In your opinion, what more needs to be done to ensure that health and care services are fully accessible and tailored for the black community?

I don’t believe that you can have true advocacy unless you have true representation. When you see that so many organisations do not have any black people in their top pay bands, how can they say that they are a true advocate for black people and BAME people? A lot of the BAME workers are in the lower banding and lower paid jobs, both inside and outside of medical roles. In my opinion it’s not as diverse as it should be.

As well as that, we also need to have implicit bias training for all staff at all levels and we need to keep coproducing our services and valuing the voice of the community that we’re trying to serve. We need to be coming from a ‘you said, we did’ place and listen to people.

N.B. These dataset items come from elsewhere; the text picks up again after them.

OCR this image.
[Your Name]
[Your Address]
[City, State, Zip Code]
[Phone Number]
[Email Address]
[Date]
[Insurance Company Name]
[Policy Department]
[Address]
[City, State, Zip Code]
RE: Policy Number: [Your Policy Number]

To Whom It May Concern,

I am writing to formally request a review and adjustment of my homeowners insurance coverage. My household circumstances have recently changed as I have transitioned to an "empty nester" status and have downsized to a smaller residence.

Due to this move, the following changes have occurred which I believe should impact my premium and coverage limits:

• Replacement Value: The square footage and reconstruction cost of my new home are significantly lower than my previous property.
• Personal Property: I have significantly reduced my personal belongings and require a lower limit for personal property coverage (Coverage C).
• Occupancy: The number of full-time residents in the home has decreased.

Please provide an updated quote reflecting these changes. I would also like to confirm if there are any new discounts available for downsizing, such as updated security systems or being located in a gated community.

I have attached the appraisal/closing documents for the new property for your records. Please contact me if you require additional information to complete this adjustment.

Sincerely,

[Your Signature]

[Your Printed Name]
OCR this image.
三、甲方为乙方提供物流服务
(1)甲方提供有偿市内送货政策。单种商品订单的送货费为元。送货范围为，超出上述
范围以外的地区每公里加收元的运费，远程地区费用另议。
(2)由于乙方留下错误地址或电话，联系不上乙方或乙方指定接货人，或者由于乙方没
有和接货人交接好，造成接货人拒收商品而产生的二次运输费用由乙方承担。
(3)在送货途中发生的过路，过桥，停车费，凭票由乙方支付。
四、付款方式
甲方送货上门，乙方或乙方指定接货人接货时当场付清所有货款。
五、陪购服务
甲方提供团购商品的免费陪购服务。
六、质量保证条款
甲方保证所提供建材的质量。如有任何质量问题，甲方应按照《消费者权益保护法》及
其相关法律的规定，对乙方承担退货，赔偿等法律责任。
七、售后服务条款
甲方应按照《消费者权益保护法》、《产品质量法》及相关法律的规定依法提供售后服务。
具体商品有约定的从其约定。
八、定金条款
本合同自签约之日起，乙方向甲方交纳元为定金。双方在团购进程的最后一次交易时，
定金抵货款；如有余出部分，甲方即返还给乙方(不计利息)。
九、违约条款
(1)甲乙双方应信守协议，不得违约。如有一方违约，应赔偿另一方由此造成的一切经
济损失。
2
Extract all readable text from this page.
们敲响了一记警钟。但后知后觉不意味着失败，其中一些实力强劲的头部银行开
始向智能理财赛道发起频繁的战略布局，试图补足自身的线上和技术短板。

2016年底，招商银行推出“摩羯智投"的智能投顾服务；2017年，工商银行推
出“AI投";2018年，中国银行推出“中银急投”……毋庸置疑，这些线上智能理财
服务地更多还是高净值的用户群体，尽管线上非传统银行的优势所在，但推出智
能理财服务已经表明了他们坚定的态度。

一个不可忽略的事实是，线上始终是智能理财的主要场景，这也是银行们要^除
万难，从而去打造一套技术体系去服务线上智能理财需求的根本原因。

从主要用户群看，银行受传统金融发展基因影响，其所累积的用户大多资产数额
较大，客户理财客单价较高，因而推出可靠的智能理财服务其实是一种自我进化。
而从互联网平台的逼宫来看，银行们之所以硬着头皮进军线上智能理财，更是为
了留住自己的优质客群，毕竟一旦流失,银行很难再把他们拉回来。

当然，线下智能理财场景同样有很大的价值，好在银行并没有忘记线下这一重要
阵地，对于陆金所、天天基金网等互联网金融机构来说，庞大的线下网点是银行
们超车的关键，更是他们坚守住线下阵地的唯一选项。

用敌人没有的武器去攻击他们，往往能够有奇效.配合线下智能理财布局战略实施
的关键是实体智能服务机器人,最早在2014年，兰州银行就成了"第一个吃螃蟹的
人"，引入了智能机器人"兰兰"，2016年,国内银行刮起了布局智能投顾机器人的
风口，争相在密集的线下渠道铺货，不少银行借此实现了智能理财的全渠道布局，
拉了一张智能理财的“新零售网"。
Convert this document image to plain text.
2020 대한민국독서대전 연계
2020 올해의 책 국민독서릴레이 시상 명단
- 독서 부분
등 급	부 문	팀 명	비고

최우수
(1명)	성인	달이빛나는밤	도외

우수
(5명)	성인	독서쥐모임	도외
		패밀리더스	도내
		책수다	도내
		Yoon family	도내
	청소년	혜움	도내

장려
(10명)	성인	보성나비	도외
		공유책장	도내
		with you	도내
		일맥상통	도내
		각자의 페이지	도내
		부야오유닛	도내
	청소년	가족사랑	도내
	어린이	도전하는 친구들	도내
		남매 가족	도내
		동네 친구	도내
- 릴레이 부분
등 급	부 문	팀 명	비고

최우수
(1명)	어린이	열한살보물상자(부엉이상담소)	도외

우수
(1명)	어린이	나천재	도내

What are some cultural resources that you’d recommend people take a look at during Black History Month?

 The Museum of Liverpool has put together a powerful exhibition of placards from the recent Black Lives Matter protest, including mine, and is sharing the stories of the voices behind the placards.

I’d also recommend a book called ‘Killing the Black Body’ by Dorothy Roberts, which highlights some of the longstanding racial inequalities that black women have faced for years.